Per our final project proposal, there are two datasets we are using, which came from the web site https://myanimelist.net/, which is the world’s largest anime and manga community.
The datsets are available at kaggle: https://www.kaggle.com/CooperUnion/anime-recommendations-database.
Anime.csv
Rating.csv
We will use the ratings for collaborative filtering and genre plus type for content-based recommendation.
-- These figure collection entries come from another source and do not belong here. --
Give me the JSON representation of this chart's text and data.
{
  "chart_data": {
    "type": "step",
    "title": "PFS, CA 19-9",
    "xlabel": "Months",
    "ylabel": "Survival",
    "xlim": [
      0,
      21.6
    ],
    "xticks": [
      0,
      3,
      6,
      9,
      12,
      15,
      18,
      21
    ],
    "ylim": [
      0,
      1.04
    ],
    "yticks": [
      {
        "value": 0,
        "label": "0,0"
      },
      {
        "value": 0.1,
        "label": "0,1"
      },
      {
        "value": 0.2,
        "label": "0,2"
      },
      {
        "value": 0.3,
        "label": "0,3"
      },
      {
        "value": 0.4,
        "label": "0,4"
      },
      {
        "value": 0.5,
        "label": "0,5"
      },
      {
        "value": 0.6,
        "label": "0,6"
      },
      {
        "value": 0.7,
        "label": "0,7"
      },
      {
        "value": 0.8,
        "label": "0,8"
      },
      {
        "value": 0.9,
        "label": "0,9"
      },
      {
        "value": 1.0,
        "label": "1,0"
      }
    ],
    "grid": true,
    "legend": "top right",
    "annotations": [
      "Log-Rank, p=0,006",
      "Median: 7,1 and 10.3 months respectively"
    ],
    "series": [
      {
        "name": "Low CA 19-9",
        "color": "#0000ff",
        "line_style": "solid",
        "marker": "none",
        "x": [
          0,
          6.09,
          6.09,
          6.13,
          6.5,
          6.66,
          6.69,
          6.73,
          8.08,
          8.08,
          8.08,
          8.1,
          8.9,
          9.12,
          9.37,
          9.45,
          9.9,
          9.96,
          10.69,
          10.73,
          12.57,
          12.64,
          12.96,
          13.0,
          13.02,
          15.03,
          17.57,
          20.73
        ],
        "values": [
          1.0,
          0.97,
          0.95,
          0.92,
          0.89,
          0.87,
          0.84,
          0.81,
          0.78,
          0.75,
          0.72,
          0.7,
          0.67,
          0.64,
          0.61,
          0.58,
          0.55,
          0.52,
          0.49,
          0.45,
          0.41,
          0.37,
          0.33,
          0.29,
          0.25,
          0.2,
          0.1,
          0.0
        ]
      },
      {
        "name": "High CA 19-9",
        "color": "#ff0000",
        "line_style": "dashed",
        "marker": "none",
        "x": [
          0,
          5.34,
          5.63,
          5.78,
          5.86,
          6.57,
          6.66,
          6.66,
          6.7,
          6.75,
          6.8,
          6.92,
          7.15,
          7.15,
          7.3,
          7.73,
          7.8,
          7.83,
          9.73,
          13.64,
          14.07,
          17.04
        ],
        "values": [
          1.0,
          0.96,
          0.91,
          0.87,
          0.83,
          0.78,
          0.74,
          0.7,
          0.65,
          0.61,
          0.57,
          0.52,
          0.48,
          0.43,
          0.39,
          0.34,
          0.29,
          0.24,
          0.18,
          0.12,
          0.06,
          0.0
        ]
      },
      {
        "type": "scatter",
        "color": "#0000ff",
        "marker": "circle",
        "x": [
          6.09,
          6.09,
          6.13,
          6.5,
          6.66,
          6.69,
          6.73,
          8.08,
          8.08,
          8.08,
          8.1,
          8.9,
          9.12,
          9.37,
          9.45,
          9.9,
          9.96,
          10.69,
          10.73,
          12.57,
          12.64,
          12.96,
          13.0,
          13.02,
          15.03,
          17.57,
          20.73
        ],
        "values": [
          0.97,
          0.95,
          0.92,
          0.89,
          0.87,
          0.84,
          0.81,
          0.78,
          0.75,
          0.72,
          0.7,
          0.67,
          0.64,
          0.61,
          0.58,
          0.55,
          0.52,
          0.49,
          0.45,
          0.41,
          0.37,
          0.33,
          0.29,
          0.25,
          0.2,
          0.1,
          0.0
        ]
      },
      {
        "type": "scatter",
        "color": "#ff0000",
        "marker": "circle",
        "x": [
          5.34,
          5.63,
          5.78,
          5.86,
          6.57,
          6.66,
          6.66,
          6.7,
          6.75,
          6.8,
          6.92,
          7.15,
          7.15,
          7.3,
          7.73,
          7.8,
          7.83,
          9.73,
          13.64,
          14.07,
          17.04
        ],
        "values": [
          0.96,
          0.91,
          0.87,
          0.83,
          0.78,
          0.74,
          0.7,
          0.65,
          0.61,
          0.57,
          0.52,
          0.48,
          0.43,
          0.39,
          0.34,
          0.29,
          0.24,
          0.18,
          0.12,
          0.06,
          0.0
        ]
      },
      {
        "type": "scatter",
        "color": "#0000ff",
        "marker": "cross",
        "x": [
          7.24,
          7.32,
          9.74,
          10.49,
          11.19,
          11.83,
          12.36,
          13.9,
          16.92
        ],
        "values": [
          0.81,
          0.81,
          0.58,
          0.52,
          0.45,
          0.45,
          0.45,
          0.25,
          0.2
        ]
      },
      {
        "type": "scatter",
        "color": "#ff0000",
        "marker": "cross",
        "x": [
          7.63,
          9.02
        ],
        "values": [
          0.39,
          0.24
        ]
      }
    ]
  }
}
Below, we load the datasets:
set.seed(1234)
# loading anime dataset
anime_raw <- read_csv("https://raw.githubusercontent.com/Randles-CUNY/DATA612/master/Final_Project/datasets_571_1094_anime.csv") %>% data.frame()
anime_raw$name = str_replace_all(anime_raw$name,"'","'")
anime_raw$name = str_replace_all(anime_raw$name,""","")
anime_raw$name = str_replace_all(anime_raw$name,".hack//","")
anime_raw$name = str_replace_all(anime_raw$name,"_","")
anime_raw$name = str_replace_all(anime_raw$name,"&","&")
# useful data frames
anime_name <- select(anime_raw, c(1, 2))
anime_genre <- select(anime_raw, c(1, 3, 4))
anime_members <- select(anime_raw, c(1, 7))
anime_comp <- anime_raw
# loading ratings dataset
ratings_raw1 <- read_csv("https://raw.githubusercontent.com/bsvmelo/DATA612/master/Final_Project/rating_partaa.csv") %>% data.frame()
ratings_raw2 <- read_csv("https://raw.githubusercontent.com/bsvmelo/DATA612/master/Final_Project/rating_partab.csv", col_names = FALSE) %>% data.frame()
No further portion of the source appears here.